BY BETH KAISERMAN
I was thirsty, nauseous and I wanted gum immediately after.
I foraged through a bucket of chicken at Sweet Chick, the new soul food hotspot on Bedford Avenue in Williamsburg. An actual bucket, not in my living room in front of the TV, but in an actual restaurant.
When in Williamsburg, I’d rather trek to the smaller streets than hang on big bad Bedford Avenue. Sweet Chick is literally steps from the L train, not enough distance for me to enjoy being in Williamsburg.
The restaurant has been busy since it opened February 19. They’re even adding a late-night (12am-2am) menu, beginning this weekend, to accommodate the demand.
Not to sound like an old lady (which happens often), but the place was so dark I could barely see the food I was eating. I asked our server afterward what was in the slaw. It was collard greens, but it was so overly dressed I could barely taste anything. I would have loved some braised collard greens, and that’s something they could easily have cooked or partially cooked in advance, versus slopping some slaw into a bowl. It was overwhelming.
If you want fried chicken, you can get two pieces of chicken with your choice of waffle for $16, or opt for a bucket with the slaw and a biscuit for $17. That’s a pretty pricy bucket of chicken. I wish they had served a plate alongside to make eating it easier, but I was excited to dig in. The highlight of the meal was the chicken wing. They braise the chicken in sweet tea to give it moisture. That wing was insane! The white meat was fine, but not as moist as others (Pies ‘n’ Thighs is still a showstopper.) Also, some bites had more of a spicy kick than others. Hopefully, the chefs will work out a consistent flavor profile.
The cornbread was not crispy on the outside, and not warm. It tasted like what you grab in plastic wrap from the grocery store or deli.

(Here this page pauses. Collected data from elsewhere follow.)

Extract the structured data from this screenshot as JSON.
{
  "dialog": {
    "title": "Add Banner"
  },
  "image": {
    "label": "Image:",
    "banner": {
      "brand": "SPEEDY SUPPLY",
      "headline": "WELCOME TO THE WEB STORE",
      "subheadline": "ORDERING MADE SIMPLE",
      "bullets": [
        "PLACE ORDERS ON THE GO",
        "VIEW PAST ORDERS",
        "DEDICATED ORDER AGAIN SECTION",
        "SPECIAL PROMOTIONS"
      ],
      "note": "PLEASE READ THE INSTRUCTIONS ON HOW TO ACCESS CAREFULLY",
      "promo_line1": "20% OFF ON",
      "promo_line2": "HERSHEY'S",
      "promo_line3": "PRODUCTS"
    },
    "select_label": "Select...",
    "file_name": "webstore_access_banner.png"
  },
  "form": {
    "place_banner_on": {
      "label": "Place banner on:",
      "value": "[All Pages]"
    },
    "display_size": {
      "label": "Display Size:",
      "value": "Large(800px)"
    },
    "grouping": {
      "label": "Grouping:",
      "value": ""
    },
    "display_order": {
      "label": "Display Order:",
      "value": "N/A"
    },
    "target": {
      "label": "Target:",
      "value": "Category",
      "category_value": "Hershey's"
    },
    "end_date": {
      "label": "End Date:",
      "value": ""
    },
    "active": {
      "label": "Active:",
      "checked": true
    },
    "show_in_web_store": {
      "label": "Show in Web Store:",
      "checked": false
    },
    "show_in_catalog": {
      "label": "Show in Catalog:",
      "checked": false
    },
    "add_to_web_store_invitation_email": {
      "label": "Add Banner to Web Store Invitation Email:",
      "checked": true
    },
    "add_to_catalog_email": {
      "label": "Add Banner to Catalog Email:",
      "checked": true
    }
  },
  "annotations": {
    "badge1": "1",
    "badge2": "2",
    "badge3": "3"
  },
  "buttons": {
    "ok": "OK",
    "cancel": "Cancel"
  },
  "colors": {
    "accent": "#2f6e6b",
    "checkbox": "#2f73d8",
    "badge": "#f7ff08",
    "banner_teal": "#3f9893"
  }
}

The biscuit was bland, not anything close to the decadent softness I wish it had. It was hard to finish. Also it’s not served with condiments, but I used some of my friend’s butter (three different butters, actually) that came with her waffle. Still not enthused.
Some of their specials included general tso’s fried chicken with a rice broccoli waffle. A nice touch for the veg crowd, they have fried seitan as well. It wasn’t bad, though a bit soggy, the skin not as crisp as on the fried chicken.
The cocktail I had was tasty: the Sweet Chick, with house-infused watermelon vodka and a spicy brown sugar rim. They use Bootlegger vodka, produced in Roscoe, New York, for this one. Still, all of the cocktails were at least $11, a bit much to charge just because local artisan ingredients are used. (Another one has Jack Daniel’s Honey and soda from Brooklyn Soda Works.) Also, fruit-infused vodka is not hard to make.
The place is cute, with waffle pans on the walls in some spots. I think I’d be more into it if it had a more Southern feel; it still looks very Brooklyn. I hope the food gets better and cheaper; the late-night menu might be the way to go.
Now enough chirping from me, go try Sweet Chick for yourselves.